Der Stichtag liegt also bereits in der Vergangenheit. Wer heute betroffen ist und bisher nichts unternommen hat, befindet sich bereits in der Pflicht und sollte zügig nachziehen.

Was passiert, wenn Du betroffen bist und nichts tust

Hinter dem Gesetz steht eine echte Marktüberwachung. Die zuständigen Stellen können Angebote prüfen, Mängel beanstanden und eine Nachbesserung verlangen. Reagierst Du nicht, drohen Bußgelder, und im äußersten Fall lässt sich die Bereitstellung eines Dienstes untersagen.

Genauso real ist der Weg über Beschwerden. Betroffene Nutzer und Verbände können Verstöße melden, und gerade offensichtliche Hürden fallen schnell auf. Eine Seite, die sich nicht mit der Tastatur bedienen lässt oder deren Kontraste unlesbar sind, ist kaum zu übersehen.

Die meisten dieser Folgen lassen sich vermeiden, indem Du frühzeitig die größten Hürden abbaust. Niemand erwartet von heute auf morgen Perfektion, wohl aber erkennbares, ehrliches Bemühen und einen sichtbaren Anfang.

Wie Du Deine Betroffenheit einordnest

Für eine erste Selbst-Einordnung beantwortest Du der Reihe nach drei Fragen. Sie führen Dich in wenigen Minuten zu einer belastbaren Einschätzung.

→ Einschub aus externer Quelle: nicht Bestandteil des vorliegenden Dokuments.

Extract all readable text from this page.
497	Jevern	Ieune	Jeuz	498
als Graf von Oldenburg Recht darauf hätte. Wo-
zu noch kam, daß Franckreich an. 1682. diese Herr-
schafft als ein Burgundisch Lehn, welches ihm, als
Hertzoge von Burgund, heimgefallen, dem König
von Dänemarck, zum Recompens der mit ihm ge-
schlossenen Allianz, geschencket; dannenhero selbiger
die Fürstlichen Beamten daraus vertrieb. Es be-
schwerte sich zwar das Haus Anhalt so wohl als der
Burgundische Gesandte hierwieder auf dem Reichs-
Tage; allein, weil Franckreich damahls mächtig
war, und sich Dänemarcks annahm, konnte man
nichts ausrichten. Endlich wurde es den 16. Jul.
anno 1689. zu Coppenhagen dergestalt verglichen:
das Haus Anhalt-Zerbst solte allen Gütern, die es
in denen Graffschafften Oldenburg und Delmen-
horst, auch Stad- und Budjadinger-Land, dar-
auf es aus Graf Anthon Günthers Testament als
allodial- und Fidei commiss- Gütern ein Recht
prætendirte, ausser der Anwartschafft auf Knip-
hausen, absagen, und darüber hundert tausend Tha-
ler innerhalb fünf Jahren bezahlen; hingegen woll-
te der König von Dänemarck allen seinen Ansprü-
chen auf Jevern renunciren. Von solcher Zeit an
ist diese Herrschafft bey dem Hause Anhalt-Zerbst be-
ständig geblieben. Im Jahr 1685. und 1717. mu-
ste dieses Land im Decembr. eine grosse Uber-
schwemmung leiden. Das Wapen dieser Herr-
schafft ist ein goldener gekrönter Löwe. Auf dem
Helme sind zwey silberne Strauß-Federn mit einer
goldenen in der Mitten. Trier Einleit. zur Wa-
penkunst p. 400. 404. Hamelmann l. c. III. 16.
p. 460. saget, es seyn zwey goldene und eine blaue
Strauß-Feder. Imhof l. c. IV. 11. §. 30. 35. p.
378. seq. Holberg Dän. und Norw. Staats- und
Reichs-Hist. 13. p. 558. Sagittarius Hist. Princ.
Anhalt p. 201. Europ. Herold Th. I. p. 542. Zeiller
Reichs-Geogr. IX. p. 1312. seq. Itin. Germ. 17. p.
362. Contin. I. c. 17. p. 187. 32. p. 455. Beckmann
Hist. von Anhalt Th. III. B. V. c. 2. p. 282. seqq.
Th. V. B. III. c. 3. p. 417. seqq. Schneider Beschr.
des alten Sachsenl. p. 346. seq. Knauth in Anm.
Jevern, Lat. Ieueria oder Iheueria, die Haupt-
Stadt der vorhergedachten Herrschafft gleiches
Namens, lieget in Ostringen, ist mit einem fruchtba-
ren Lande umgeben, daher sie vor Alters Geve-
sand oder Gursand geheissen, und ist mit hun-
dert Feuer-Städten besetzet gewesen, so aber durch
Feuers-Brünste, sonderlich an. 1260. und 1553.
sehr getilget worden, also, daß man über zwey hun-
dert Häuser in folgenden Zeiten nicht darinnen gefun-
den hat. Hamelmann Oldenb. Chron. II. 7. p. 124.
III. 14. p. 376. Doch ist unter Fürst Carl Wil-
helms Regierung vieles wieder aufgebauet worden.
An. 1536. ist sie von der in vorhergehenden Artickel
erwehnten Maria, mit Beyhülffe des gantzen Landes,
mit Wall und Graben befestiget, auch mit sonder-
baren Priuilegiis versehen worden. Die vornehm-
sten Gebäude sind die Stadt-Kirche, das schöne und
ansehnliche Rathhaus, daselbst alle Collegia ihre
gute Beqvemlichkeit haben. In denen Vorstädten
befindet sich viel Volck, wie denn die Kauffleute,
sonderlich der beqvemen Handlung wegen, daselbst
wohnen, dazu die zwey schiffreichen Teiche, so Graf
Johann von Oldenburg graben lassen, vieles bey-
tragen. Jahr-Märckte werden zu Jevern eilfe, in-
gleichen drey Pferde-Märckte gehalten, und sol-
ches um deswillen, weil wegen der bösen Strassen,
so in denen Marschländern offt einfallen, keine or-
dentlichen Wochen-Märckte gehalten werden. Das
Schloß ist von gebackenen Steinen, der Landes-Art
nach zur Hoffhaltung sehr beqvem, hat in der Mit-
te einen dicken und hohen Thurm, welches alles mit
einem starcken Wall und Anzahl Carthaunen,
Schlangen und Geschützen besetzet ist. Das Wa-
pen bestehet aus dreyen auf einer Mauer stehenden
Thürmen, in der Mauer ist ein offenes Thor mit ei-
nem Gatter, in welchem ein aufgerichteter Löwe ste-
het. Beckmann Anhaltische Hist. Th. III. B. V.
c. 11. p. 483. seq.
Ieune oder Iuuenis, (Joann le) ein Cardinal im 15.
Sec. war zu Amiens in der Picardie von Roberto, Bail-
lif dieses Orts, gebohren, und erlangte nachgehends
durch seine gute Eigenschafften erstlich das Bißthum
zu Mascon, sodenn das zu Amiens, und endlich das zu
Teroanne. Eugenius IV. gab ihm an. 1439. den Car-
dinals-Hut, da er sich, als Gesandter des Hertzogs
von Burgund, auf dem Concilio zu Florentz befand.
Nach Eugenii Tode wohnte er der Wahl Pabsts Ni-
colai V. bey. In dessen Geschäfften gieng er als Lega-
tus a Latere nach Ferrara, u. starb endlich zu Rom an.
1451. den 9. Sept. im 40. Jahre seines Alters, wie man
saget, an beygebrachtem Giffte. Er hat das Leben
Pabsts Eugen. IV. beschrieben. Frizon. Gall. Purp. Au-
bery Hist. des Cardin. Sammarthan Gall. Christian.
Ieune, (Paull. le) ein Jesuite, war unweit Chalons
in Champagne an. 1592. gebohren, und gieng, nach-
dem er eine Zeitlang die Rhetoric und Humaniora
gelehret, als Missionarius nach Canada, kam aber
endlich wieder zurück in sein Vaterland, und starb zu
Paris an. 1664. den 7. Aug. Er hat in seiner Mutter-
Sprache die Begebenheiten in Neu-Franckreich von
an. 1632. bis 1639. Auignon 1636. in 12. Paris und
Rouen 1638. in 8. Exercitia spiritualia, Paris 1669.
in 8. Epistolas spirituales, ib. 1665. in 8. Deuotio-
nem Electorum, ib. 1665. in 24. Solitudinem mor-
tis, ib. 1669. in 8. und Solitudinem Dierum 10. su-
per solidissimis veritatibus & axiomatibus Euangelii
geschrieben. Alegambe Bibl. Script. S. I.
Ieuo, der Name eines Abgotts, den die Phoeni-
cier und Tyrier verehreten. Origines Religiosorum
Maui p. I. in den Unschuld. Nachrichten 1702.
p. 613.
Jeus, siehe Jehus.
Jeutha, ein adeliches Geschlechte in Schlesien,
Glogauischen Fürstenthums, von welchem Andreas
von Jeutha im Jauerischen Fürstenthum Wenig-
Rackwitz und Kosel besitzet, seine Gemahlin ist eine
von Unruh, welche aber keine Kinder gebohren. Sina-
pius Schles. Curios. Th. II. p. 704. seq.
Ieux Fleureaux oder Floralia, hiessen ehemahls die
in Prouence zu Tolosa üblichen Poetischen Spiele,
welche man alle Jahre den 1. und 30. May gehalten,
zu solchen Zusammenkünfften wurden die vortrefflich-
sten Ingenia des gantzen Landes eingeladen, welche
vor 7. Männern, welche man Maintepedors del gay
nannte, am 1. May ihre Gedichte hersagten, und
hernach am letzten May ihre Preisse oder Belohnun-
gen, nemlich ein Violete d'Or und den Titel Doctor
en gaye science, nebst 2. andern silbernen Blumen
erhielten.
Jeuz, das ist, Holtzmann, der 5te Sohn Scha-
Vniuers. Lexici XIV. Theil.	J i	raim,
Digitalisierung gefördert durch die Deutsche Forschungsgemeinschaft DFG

  1. Können Privatkunden bei Dir online handeln? Also kaufen, buchen oder einen Vertrag abschließen. Lautet die Antwort nein, bist Du sehr wahrscheinlich nicht betroffen.
  2. Bietest Du eine Dienstleistung und bleibst unter den Schwellen? Weniger als 10 Beschäftigte und höchstens 2 Millionen Euro Umsatz oder Bilanzsumme greifen als Ausnahme, sofern Du kein erfasstes Produkt anbietest.
  3. Bleibt Unsicherheit? Dann lohnt der kurze Weg zu einer fachkundigen Prüfung, bevor Du größere Umbauten beauftragst.

Wer das Fundament dahinter verstehen will, findet in den vier Grundprinzipien der Barrierefreiheit ein verständliches Raster. Und falls Du betroffen bist, brauchst Du am Ende auch die geforderte Erklärung zur Barrierefreiheit als sichtbares Pflichtdokument.

Fazit — Einordnung schlägt Panik

Das BFSG ist weder ein Bürokratie-Monster für alle noch ein Thema, das Du ignorieren kannst, sobald Privatkunden online bei Dir handeln. Zwischen diesen beiden Polen entscheidet eine handvoll klarer Kriterien, ob und wie dringend Du handeln musst.

Prüfe ehrlich, ob Verbraucher bei Dir online kaufen oder buchen, ob die Kleinstunternehmen-Ausnahme greift und ob Du unter dem Stichtag bereits in der Pflicht bist. Aus dieser Einordnung wird Barrierefreiheit für viele sogar über die Pflicht hinaus ein Wettbewerbsvorteil, statt eine bloße Last zu bleiben.